Lieber told reporters he was confident that the MTA would prevail in the courts because the agency's environmental review process was "fully compliant, and more than exceeds the standards, for a proper federal environmental review."

The toll is expected to go into effect this June, barring a judge ruling against the MTA in any one of the four lawsuits filed to stop the plan. There are hearings in New Jersey on April 3 and April 4, and a hearing in federal court in Manhattan on May 17, in connection with the lawsuits the plan is facing.

In a statement New Jersey Gov. Phil Murphy called the approval of congestion pricing "far from over" and that he will "continue to fight this blatant cash grab." 
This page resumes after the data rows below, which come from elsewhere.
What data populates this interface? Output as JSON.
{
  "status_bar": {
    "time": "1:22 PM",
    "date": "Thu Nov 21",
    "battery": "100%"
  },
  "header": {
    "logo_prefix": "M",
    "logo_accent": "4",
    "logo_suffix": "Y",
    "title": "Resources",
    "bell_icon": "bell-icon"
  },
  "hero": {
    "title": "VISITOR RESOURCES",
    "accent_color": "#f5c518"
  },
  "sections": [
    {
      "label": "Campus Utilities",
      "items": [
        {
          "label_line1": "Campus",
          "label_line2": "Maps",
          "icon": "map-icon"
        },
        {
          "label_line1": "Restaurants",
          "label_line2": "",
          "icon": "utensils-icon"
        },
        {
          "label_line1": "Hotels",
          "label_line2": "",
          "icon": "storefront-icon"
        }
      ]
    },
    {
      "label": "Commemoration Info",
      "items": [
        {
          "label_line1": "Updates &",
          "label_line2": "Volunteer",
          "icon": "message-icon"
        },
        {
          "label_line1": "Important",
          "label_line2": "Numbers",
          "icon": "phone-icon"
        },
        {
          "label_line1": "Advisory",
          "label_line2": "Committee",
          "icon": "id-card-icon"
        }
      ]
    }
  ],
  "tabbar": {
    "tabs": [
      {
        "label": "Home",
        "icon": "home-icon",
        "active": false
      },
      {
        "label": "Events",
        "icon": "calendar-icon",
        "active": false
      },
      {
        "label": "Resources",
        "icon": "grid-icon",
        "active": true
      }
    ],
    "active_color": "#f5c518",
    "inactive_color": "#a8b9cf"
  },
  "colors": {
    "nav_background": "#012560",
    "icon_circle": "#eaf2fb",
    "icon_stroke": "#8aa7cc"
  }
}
"The MTA's actions today are further proof that they are determined to violate the law in order to balance their budget on the backs of New Jersey commuters," he added. "We will continue to avail ourselves of every option in order to protect residents on this side of the Hudson from an unfair tolling scheme that discriminates against New Jerseyans, especially lower and middle-income drivers."

There would be exemptions from the toll, including for emergency vehicles and government vehicles that are considered essential. There would also exemptions for school buses and private commuter buses.

Motorcycles would pay half price, at $7.50, and the low-income driver discount would also be half price - but would only apply after 10 trips in a month.

At the end of February and at the start of March, the MTA held a series of public hearings about the plan. Hundreds of stakeholders testified, with some showing their support and others raising concerns.